Analysis

DeVos diverts emergency funds to bolster private schools

In late March, Congress passed the CARES (Coronavirus Aid, Relief, and Economic Security) Act meant to stimulate the economy in the wake of the COVID-19 pandemic. The legislation also included a critical $30.7 billion for educational funding in order to stabilize public school finances. Public school districts in the United States, which are funded largely through property-tax revenues, are likely to encounter significant budget shortfalls as a consequence of the pandemic and mass unemployment.

The CARES Act offered necessary aid to public schools already facing dire financial straits. However, on April 30th, Secretary of Education Betsy DeVos released guidance directing states to share the emergency funds with tuition-based private schools. DeVos’s statement, which flouts Congressional intention to support low-income school districts, is only the Secretary’s latest action in a long campaign against public education.

A vendetta against public schools

DeVos’s efforts to undermine public schools began well before she took office. As chairperson for the American Federation for Children (a right-wing advocacy group), she worked to promote school voucher programs. Indeed, DeVos herself has spent more than $10 million of her own money to lobby for so-called “school choice” programs. 

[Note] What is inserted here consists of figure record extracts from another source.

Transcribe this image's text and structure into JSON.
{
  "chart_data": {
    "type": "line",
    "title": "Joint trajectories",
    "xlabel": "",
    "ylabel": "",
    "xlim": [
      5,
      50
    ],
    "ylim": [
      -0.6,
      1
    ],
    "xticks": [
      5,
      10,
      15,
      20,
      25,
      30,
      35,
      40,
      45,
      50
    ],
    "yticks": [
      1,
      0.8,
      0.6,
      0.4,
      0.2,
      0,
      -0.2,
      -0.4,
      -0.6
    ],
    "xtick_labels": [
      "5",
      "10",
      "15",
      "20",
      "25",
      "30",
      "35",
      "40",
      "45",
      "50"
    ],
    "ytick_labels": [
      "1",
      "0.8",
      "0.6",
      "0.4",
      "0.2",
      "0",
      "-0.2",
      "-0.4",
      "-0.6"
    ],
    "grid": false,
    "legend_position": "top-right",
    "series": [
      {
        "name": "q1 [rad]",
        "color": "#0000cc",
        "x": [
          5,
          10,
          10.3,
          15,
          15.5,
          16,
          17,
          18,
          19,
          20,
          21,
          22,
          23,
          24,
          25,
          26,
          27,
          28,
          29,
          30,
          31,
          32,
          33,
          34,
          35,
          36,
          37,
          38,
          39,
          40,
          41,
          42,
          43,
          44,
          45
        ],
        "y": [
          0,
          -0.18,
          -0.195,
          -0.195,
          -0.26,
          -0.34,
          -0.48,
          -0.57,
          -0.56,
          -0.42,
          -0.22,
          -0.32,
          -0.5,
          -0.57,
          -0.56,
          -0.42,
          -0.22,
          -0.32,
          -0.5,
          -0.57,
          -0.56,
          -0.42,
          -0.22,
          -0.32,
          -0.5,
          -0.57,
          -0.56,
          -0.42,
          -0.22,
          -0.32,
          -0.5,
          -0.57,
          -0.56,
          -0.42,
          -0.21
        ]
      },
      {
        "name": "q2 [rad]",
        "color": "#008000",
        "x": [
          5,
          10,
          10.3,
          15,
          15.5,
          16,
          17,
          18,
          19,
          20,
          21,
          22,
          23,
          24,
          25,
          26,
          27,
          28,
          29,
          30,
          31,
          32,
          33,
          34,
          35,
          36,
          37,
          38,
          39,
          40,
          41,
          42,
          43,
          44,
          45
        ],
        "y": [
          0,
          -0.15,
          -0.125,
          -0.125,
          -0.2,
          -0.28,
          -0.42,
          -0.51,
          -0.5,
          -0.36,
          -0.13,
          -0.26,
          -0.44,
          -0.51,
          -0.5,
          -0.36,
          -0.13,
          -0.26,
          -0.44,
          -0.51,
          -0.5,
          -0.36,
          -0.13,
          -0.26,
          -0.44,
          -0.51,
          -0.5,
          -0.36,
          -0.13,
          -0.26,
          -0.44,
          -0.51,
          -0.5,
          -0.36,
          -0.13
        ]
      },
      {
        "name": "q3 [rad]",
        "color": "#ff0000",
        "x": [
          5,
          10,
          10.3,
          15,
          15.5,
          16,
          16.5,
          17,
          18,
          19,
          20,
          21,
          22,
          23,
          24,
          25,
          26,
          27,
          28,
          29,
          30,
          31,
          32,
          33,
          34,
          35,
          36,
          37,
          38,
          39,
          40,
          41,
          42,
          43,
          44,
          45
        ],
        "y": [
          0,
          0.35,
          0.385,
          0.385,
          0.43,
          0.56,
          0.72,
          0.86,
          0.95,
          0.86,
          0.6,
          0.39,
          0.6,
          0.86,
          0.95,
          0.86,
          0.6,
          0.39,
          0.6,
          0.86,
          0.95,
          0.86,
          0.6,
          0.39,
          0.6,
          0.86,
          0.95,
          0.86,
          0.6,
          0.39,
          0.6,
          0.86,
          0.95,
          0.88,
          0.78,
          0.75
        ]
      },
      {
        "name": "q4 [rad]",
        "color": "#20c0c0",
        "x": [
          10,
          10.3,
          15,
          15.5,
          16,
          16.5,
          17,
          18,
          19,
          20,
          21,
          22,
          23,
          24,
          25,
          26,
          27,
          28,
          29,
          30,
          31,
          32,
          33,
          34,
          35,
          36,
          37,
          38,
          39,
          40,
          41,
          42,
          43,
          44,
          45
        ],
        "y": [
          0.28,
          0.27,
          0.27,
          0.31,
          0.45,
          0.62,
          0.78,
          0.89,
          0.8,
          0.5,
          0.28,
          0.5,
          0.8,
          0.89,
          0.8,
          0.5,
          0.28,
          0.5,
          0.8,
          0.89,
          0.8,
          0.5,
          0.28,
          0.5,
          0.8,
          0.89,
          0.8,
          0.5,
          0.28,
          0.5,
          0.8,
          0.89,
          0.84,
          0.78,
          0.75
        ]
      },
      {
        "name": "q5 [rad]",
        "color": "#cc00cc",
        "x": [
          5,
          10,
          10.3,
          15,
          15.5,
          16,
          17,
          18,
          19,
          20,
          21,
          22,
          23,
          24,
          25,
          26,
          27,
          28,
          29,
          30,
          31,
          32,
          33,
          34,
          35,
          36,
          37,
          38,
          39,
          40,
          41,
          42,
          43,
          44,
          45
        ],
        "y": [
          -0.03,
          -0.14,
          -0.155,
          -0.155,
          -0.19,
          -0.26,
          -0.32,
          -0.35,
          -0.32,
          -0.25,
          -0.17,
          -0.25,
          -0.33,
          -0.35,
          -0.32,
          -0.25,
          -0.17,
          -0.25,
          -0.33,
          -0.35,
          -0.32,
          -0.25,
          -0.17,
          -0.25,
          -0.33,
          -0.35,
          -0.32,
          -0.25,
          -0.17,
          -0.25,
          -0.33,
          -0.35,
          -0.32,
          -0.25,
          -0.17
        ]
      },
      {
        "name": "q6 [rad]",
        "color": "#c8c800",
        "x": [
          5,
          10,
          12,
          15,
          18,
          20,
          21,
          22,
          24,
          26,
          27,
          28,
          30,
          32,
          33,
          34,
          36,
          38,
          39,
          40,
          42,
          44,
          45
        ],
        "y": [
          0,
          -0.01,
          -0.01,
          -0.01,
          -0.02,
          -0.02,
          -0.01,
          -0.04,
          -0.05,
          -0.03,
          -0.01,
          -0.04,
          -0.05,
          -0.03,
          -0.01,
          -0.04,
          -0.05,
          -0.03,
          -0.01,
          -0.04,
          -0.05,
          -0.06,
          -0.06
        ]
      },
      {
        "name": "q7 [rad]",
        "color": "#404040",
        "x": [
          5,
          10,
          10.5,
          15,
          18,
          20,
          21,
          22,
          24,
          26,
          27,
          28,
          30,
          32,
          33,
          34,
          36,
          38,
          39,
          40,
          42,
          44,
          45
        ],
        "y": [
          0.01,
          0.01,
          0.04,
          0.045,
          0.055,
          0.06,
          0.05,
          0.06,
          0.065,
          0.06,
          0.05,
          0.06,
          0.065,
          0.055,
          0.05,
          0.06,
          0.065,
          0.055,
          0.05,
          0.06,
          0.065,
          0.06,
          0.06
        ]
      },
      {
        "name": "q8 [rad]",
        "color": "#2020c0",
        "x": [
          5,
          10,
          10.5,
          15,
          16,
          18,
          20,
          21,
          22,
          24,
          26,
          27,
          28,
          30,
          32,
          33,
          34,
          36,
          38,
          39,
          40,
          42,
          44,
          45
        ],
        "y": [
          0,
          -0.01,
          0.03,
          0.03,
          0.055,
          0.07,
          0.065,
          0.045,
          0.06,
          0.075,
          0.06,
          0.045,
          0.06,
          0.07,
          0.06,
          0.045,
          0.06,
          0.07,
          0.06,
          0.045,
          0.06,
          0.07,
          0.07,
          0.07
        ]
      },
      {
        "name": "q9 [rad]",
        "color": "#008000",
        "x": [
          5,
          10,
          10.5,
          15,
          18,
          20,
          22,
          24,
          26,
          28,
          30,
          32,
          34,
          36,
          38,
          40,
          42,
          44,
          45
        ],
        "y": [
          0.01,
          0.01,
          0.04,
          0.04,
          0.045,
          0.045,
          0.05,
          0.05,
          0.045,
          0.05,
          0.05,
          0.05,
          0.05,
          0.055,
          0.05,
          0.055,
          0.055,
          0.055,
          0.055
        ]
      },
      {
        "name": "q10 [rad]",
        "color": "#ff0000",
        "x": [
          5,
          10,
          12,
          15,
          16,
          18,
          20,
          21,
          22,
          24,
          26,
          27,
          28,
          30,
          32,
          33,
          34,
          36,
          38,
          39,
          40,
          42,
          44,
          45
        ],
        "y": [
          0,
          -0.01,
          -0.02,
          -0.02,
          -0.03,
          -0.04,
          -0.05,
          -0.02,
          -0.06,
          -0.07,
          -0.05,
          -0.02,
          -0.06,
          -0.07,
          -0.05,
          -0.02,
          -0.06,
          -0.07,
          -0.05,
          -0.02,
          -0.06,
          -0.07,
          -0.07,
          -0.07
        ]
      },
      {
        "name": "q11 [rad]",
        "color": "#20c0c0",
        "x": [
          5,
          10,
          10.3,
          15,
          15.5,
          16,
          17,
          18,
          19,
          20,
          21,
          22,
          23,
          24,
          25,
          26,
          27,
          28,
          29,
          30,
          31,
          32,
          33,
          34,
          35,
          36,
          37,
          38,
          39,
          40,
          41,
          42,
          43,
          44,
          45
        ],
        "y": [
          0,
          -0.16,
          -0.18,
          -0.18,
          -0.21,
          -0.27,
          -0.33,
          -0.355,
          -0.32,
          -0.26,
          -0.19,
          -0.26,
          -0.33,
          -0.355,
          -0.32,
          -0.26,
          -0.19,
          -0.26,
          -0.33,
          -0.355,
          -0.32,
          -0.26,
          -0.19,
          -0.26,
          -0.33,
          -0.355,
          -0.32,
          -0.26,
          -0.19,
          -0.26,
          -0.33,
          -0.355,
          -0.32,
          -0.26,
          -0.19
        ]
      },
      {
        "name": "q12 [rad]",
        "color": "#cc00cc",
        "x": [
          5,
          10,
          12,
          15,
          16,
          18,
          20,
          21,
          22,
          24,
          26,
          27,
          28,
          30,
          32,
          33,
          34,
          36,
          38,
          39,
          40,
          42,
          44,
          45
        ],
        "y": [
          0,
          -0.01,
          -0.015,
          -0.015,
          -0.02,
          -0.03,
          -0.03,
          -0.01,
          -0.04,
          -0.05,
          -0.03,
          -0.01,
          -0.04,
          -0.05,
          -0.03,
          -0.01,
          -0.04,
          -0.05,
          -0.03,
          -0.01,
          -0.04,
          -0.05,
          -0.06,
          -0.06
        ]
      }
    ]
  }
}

As Secretary of Education, DeVos introduced legislation in 2019 called the Education Freedom Scholarships and Opportunity Act. Co-Sponsored by right-wing Senator Ted Cruz, the bill sought to invest over $50 billion in school voucher programs. At the same time, DeVos also announced support for President Donald Trump’s plan to cut federal education spending by $8.5 billion dollars. DeVos continues to make voucher programs a priority, despite their wide unpopularity.

Such programs divert much-needed funding away from public schools by earmarking school district finances for families looking to send their children to privately-controlled schools. While “school-choice” advocates often allege that vouchers will enable families to choose the best schools for their children, the reality rarely matches up. Vouchers almost never cover the cost of private schooling, but they do drain resources from public schools.

DeVos has never kept her vendetta against public schools a secret, though her latest moves to divert CARES act money to private schools represent a despicable and transparent political maneuver to further privatize education. The idea that a health crisis is the appropriate time to funnel money to private schools is an insult to the needs of families.

DeVos remains indifferent to the needs of working class families

Public schools, for the vast majority of working class families, are a primary source of nutrition, mental health counseling, and special education services–let alone a general education. In response to the pandemic, educational workers have continued to provide meals to families in need. In contrast, private institutions are under no obligation to provide meals when school is not in session, regardless of how many students within a school community are classified as low-income.

Beyond the issued guidance regarding the diversion of funding to private schools, DeVos has also announced a “microgrant” program that encourages families to apply for financial aid in order to pay for private school tuition or distance-learning resources. While the details of this program are still vague, the intent is clear: the federal government will dangle financial aid in front of working-class families and ask these families to compete for assistance. 

If DeVos’s contemptible guidance is put into action, working class families will certainly feel the impact of money being siphoned away from their public schools. Already, schools are contending with economic disparities that threaten the goal of accessible education for all. Permanent school closures, primarily in working class and oppressed neighborhoods, continue to fragment communities and create overcrowded classrooms. 

In California, for instance, 16 schools are slated to close or merge with other institutions at the end of the school year; the majority of these school closures are in densely-populated, predominantly working-class areas. Public school closures mean that classrooms in remaining schools become overcrowded. In the wake of the COVID-19 pandemic, crowding in the classroom will have serious ramifications.

Secretary DeVos, and the Trump administration as a whole, has demonstrated reprehensible indifference to the plight of working-class students in the United States. Public schools must be fully funded in order to meet the needs of all families, especially throughout the COVID-19 health crisis!